Attributed to Frederick Mosteller in Murray, Charles (2005) . "How to Accuse the Other Guy of Lying with Statistics"
One alternative to engagement metrics is the HiPPO effect where the Highest Paid Person’s Opinion reigns supreme. While I’m a big fan of a lot of auteur-driven media like Community or Babylon 5, there are obvious biases that make singular leaders single sources of failure in many contexts, and a project being auteur-driven doesn’t make it good.
We use metrics and statistics to force ourselves to be grounded in reality. No metric is perfect, and statistics allow us to account for large amounts of variance. Blood pressure has this problem—healthy blood pressure varies by person, by context, and by measurement conditions. It still exists and functions as a better tool than a doctor’s first-glance judgment. And using a variety of metrics grounded in healthy UXR practices and expert judgment does help improve products.

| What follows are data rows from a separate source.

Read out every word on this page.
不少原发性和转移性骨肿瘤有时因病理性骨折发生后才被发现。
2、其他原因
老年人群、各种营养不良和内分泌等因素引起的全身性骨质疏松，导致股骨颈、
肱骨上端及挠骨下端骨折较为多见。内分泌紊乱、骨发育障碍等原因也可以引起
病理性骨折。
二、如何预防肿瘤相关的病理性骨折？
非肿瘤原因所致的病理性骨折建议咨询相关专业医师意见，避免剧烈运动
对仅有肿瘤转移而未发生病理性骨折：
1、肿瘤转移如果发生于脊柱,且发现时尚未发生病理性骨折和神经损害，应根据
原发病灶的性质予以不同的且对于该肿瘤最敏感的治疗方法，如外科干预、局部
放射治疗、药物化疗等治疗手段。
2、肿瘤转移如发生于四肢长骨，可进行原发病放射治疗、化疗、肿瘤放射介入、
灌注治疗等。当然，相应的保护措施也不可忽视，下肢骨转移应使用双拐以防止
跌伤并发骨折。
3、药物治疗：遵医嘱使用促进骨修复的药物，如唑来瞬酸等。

But user engagement as a target is unusually idiosyncratic. A single user on a shopping webpage looking for cotton swabs probably prefers a 0-click experience, where the swabs appear on the doorstep just as they would have run out. Whereas the same user on the same site searching for summer fashions may want to browse and click for hours without making a single purchase. And click actions are so minor, the potential to game them is much broader. A Facebook post might get me to click on it by having an attractive person or an argument so stupid I have to read it—but neither of these cases is actually delivering value to me. Contrast this with blood pressure, where every human needs some pressure to make sure blood moves from their toes up to their head, but not so much that their veins rupture. And because of the idiosyncrasy of engagement, there isn’t even a ground truth in principle for many engagement metrics.
Web 2.0
In many important contexts, software needs explicit user stories before it’s possible to evaluate value for the user. But user inputs have been central to web design for over 20 years, and if the fate of Web 2.0 has taught us anything it’s that people don’t know what they want and can’t communicate it, and no one would give it to them anyway. So how can we reduce the gap between features implemented in software and the process of genuine user engagement that makes that software valuable?
Ubiquitous Attention Infrastructure
If you had an army of human servants available every moment of your day, it wouldn’t be hard for them to tell what was valuable for you, or to cater to your true values. We don’t have that. What we do have is LLM Chatbots waiting for us to bring up any subject at all we could ever think of. This lack of structure can make it difficult to engage, or easy to go in “wrong” directions—especially directions from which LLMs can’t offer real value. But the tools do have the capacity to scale our ability to pay attention. This is incredibly valuable! And in a world with a functioning community for soloware, that is, where everyone can connect to peers to design their own tools and interfaces, it’s possible to break down some of the flawed core assumptions of central developer aggregation of “engagement metrics.”
If everyone has the option to track their own metrics, using attentive assistance to accurately recognize their own values, that enables a much stronger version of a retention metric: the success and value of a product is in how much different users take and utilize parts of the software for their own idiosyncratically defined notion of value.
This community market of partial adoption would have much stronger trust mechanisms than current engagement metrics. Value mismatch is way more visible, because it’s evaluated by the primary source. Verification is partially mechanical, because ubiquitous attention bridges the personal attention gap. Markets allow many independent parties to participate and have input. Specifications are not precise, and human judgment still plays an important role. This isn’t a be-all end-all solution to product design. But it’s a radical step forward, and it’s a valuable step for building a future where individual people are centrally valued participants.